According to the law in the UK, family members cannot consent to, or refuse, medical treatment on behalf of another adult. This is true if you are ‘next of kin’ (a parent, partner, sibling, close friend etc). The only exception to this is if legal action has been taken to give you such powers e.g. you have been registered as the person’s Lasting Power of Attorney for Health and Welfare. (For further explanation see the leaflet: ‘Serious medical decisions and the role of family and friends’ on the ‘Resources‘ page).
When a patient cannot make decisions for themselves, and they have not previously written an Advance Decision (see ‘Reflections on own end of life wishes’) it is usually the responsibility of their treating clinician to decide what to do.
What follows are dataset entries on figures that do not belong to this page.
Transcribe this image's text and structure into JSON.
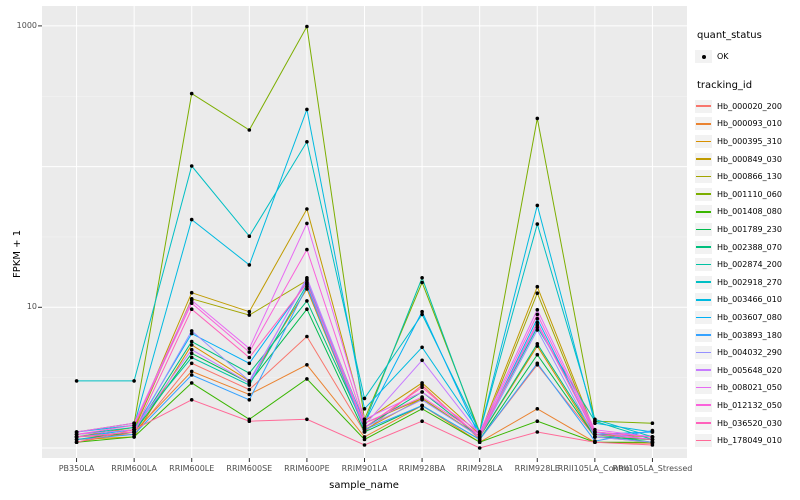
{
  "figure": {
    "x_axis": {
      "title": "sample_name"
    },
    "y_axis": {
      "title": "FPKM + 1",
      "ticks": [
        "10",
        "1000"
      ]
    },
    "legend": {
      "quant_title": "quant_status",
      "quant_items": [
        {
          "label": "OK"
        }
      ],
      "tracking_title": "tracking_id"
    }
  },
  "colors": {
    "panel_bg": "#EBEBEB",
    "grid_major": "#FFFFFF",
    "grid_minor": "#F5F5F5",
    "tick_mark": "#333333",
    "tick_text": "#4D4D4D",
    "legend_key_bg": "#F2F2F2",
    "marker": "#000000"
  },
  "chart_data": {
    "type": "line",
    "title": "",
    "xlabel": "sample_name",
    "ylabel": "FPKM + 1",
    "y_scale": "log10",
    "ylim": [
      0.9,
      1400
    ],
    "yticks": [
      10,
      1000
    ],
    "grid": true,
    "legend_position": "right",
    "quant_status": "OK",
    "categories": [
      "PB350LA",
      "RRIM600LA",
      "RRIM600LE",
      "RRIM600SE",
      "RRIM600PE",
      "RRIM901LA",
      "RRIM928BA",
      "RRIM928LA",
      "RRIM928LE",
      "RRII105LA_Control",
      "RRII105LA_Stressed"
    ],
    "series": [
      {
        "name": "Hb_000020_200",
        "color": "#F8766D",
        "values": [
          1.2,
          1.25,
          4.0,
          2.6,
          6.2,
          1.3,
          2.8,
          1.15,
          3.9,
          1.2,
          1.1
        ]
      },
      {
        "name": "Hb_000093_010",
        "color": "#EA8331",
        "values": [
          1.1,
          1.3,
          3.5,
          2.4,
          3.9,
          1.2,
          2.0,
          1.1,
          1.9,
          1.1,
          1.08
        ]
      },
      {
        "name": "Hb_000395_310",
        "color": "#D89000",
        "values": [
          1.15,
          1.2,
          5.4,
          3.0,
          13.5,
          1.35,
          2.25,
          1.2,
          5.3,
          1.2,
          1.15
        ]
      },
      {
        "name": "Hb_000849_030",
        "color": "#C09B00",
        "values": [
          1.2,
          1.4,
          12.7,
          9.3,
          50,
          1.55,
          2.9,
          1.25,
          14,
          1.3,
          1.2
        ]
      },
      {
        "name": "Hb_000866_130",
        "color": "#A3A500",
        "values": [
          1.25,
          1.35,
          11.5,
          8.8,
          15.5,
          1.5,
          2.25,
          1.2,
          12.6,
          1.25,
          1.2
        ]
      },
      {
        "name": "Hb_001110_060",
        "color": "#7CAE00",
        "values": [
          1.3,
          1.5,
          330,
          182,
          990,
          1.6,
          15,
          1.3,
          220,
          1.55,
          1.5
        ]
      },
      {
        "name": "Hb_001408_080",
        "color": "#39B600",
        "values": [
          1.1,
          1.2,
          2.9,
          1.6,
          3.1,
          1.15,
          1.9,
          1.1,
          1.55,
          1.1,
          1.1
        ]
      },
      {
        "name": "Hb_001789_230",
        "color": "#00BB4E",
        "values": [
          1.15,
          1.3,
          4.7,
          2.9,
          9.7,
          1.3,
          2.0,
          1.15,
          4.6,
          1.2,
          1.15
        ]
      },
      {
        "name": "Hb_002388_070",
        "color": "#00BF7D",
        "values": [
          1.2,
          1.3,
          5.7,
          3.4,
          11.1,
          1.4,
          2.5,
          1.2,
          5.5,
          1.25,
          1.1
        ]
      },
      {
        "name": "Hb_002874_200",
        "color": "#00C1A3",
        "values": [
          1.25,
          1.4,
          4.4,
          2.8,
          14.5,
          1.5,
          16.2,
          1.25,
          7.2,
          1.55,
          1.15
        ]
      },
      {
        "name": "Hb_002918_270",
        "color": "#00BFC4",
        "values": [
          3.0,
          3.0,
          101,
          32,
          150,
          2.25,
          8.9,
          1.3,
          39,
          1.6,
          1.2
        ]
      },
      {
        "name": "Hb_003466_010",
        "color": "#00BAE0",
        "values": [
          1.3,
          1.45,
          42,
          20,
          255,
          1.9,
          5.2,
          1.3,
          53,
          1.5,
          1.3
        ]
      },
      {
        "name": "Hb_003607_080",
        "color": "#00B0F6",
        "values": [
          1.2,
          1.35,
          6.5,
          4.0,
          15,
          1.5,
          9.3,
          1.2,
          8.3,
          1.25,
          1.3
        ]
      },
      {
        "name": "Hb_003893_180",
        "color": "#35A2FF",
        "values": [
          1.15,
          1.25,
          3.3,
          2.2,
          14,
          1.35,
          2.0,
          1.15,
          4.0,
          1.12,
          1.33
        ]
      },
      {
        "name": "Hb_004032_290",
        "color": "#9590FF",
        "values": [
          1.2,
          1.3,
          6.8,
          3.0,
          15.8,
          1.4,
          2.2,
          1.2,
          6.9,
          1.2,
          1.1
        ]
      },
      {
        "name": "Hb_005648_020",
        "color": "#C77CFF",
        "values": [
          1.25,
          1.35,
          5.0,
          2.9,
          16.2,
          1.45,
          4.2,
          1.25,
          7.5,
          1.3,
          1.15
        ]
      },
      {
        "name": "Hb_008021_050",
        "color": "#E76BF3",
        "values": [
          1.3,
          1.5,
          11.2,
          5.1,
          39.5,
          1.6,
          2.5,
          1.3,
          9.6,
          1.35,
          1.2
        ]
      },
      {
        "name": "Hb_012132_050",
        "color": "#FA62DB",
        "values": [
          1.25,
          1.45,
          10.7,
          4.8,
          25.7,
          1.5,
          2.3,
          1.25,
          8.9,
          1.3,
          1.2
        ]
      },
      {
        "name": "Hb_036520_030",
        "color": "#FF62BC",
        "values": [
          1.2,
          1.3,
          9.7,
          4.4,
          14.8,
          1.4,
          2.7,
          1.2,
          7.8,
          1.25,
          1.15
        ]
      },
      {
        "name": "Hb_178049_010",
        "color": "#FF6A98",
        "values": [
          1.1,
          1.35,
          2.2,
          1.55,
          1.6,
          1.05,
          1.55,
          1.0,
          1.3,
          1.1,
          1.05
        ]
      }
    ]
  }
}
The clinician should make ‘best interests’ decisions – informed by the views of family and friends about what the patient would have wanted.
It is the clinician’s responsibility to hold regular ‘best interests’ meetings to ensure that family members or friends are appropriately consulted – so that the clinician understands the patient’s approach to life, and can factor this into his or her decisions about the patient’s.
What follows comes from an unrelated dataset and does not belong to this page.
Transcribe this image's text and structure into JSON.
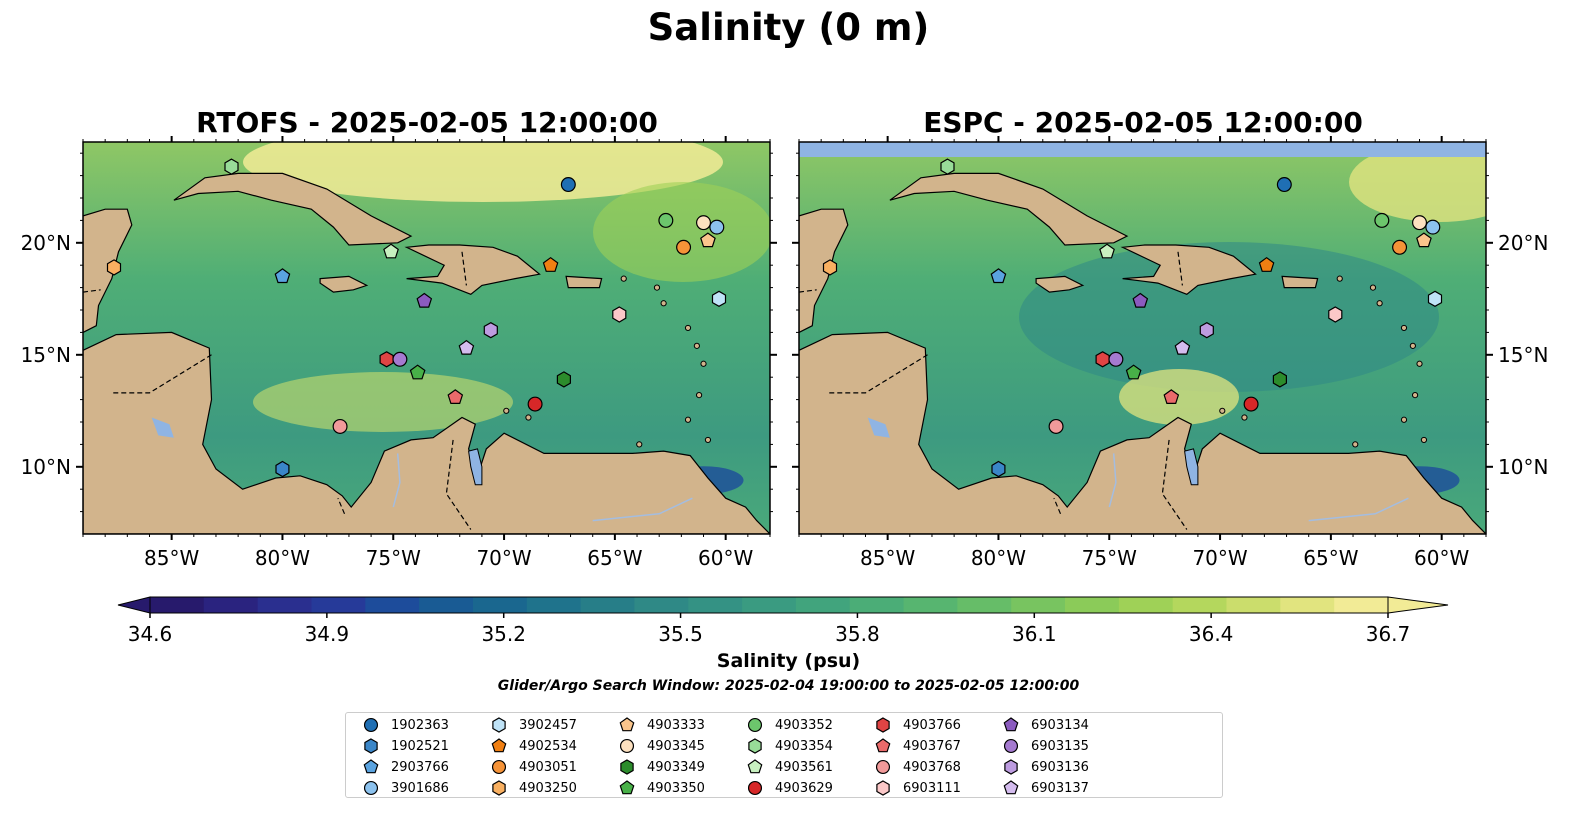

Having asked family and friends about what the patient might have wanted – it is then the clinicians’ responsibility, not the family’s, to decide whether it is right to continue or discontinue different forms of treatment. However, if the family disagree with the clinician’s decision they can challenge it – and, if necessary, any dispute should be taken to court.
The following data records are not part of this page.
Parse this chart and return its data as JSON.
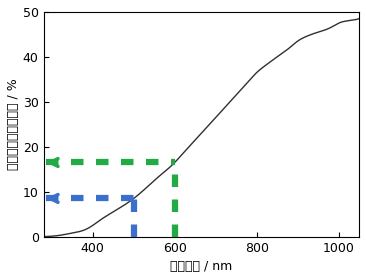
{
  "x_start": 280,
  "x_end": 1050,
  "xlim": [
    280,
    1050
  ],
  "ylim": [
    0,
    50
  ],
  "xticks": [
    400,
    600,
    800,
    1000
  ],
  "yticks": [
    0,
    10,
    20,
    30,
    40,
    50
  ],
  "xlabel": "応答波長 / nm",
  "ylabel": "エネルギー変換効率 / %",
  "line_color": "#303030",
  "line_width": 1.0,
  "blue_x": 500,
  "blue_y": 8.5,
  "green_x": 600,
  "green_y": 16.5,
  "blue_color": "#3B6FCC",
  "green_color": "#22AA44",
  "dot_linewidth": 2.5,
  "figsize": [
    3.66,
    2.8
  ],
  "dpi": 100,
  "curve_points_x": [
    280,
    300,
    320,
    350,
    380,
    400,
    420,
    450,
    480,
    500,
    520,
    550,
    580,
    600,
    620,
    650,
    680,
    700,
    720,
    750,
    780,
    800,
    820,
    850,
    880,
    900,
    920,
    950,
    980,
    1000,
    1020,
    1050
  ],
  "curve_points_y": [
    0.0,
    0.1,
    0.3,
    0.8,
    1.5,
    2.5,
    3.8,
    5.5,
    7.2,
    8.5,
    10.0,
    12.5,
    14.8,
    16.5,
    18.5,
    21.5,
    24.5,
    26.5,
    28.5,
    31.5,
    34.5,
    36.5,
    38.0,
    40.0,
    42.0,
    43.5,
    44.5,
    45.5,
    46.5,
    47.5,
    48.0,
    48.5
  ]
}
A few of those who spoke with us reported examples of what seemed to be very good practice. For example, Hannah explained how, a few days after surgery for cancer which left her relative in a severely brain injured condition ‘the consultant called us in[and] told us about the brain scan and about the 10 to 20% chance of recovery’, and wanted to understand what [the patient’s] wishes might be in this situation’. Hannah was asked: ‘if [he] was sitting there next to you, how do you think he’d feel? What would he want? ‘Hannah was able to describe her relative’s views and gave the consultant a letter he had written. Clear lines of communication were established and there were regular meetings to try to ensure that all decisions took the patient’s prior expressed wishes into account. Hannah recalls ‘best interests’ meetings as well organised, giving her a central place in the discussion, with good support. She describes one such meeting as follows:
‘Cousin [name] and his wife came. There was the surgeon. There was an advocate from the advocacy services. There was the ward sister, the ward manager, [and] the specialist nurse from Macmillan nurses – she’s been liaising with me all along. And there was a solicitor’s representative. I was thinking, ‘they’re going to try and say, right, we’re going to put this tube in his stomach, you know, regardless of that [what he wanted] because it’s the only way forward’ so that we can – you know, we were thinking they’re trying to get him off their premises, it’s a valuable bed. And they probably want to put him into a nursing home. And it wasn’t like that at all. They were actually really, really good. They were saying, ‘So where do we go from here?’ And I said, he would not want to be [kept alive].  And there was a discussion about the tube into his stomach, but apparently they had been thinking of doing this and the staff at the hospital said ‘no, we can’t do that because it’s on there [the letter], he does not want it. So we’re not doing it’. And this was why this meeting was called, to find out what the situation was, what they could do, what they couldn’t do, and that was why the solicitor was there.”
Hannah feels the eventual outcome was what he would have wanted in the circumstances – he was allowed die some months later, still in a vegetative state. Hannah concludes:
‘I can’t commend them the clinical team enough, I think they’re excellent. They have really tried to take everything into consideration and they were very keen to follow his wishes’.
Such descriptions are gold-standard accounts of best interests decision-making compliant with the Mental Capacity Act – with the patient’s wishes, and a person who knew them well, having a central place at the table, with good support to help ensure the patient’s views were heard (e.g. with an advocate for the patient and a liaison nurse for the relative, as well as having other relatives present). The ‘best interests’ meeting was conducted in a timely manner (within days of the initial injury) and repeated regularly in light of developments, and there appears to have been clear identification of decisions to be made and options considered in accordance with the law.
However, our research found that sometimes families feel they were not given the opportunity to represented the patient’s point of view. They feel that the family were not given the time to talk about this, or that they were not asked clearly enough and given guidance to help them understand what they were being asked.
Sometimes clinicians may fail to communicate the legal situation clearly – certainly very few families understood the legal situation, many believing that they had decision-making rights as ‘next of kin’. It may be that clinicians are sometimes unclear about their own role, or do not want to disempower families in such a desperately difficult situation – or perhaps they tried to let families know the legal position, but the family could not take it on board at the time. In our research it also seemed that some clinicians had even asked family member to sign a ‘consent form’. This is a meaningless gesture as if a family members refused to sign the clinicians could still overrule them if they can demonstrate that it is in the patient’s best interests to do so (see ‘Family experiences of decision-making‘).
Making best interests decisions for patients who, by definition, can not speak for themselves is a very challenging process. For a guide for clinicians about how to run best interests meetings see ‘Resources‘.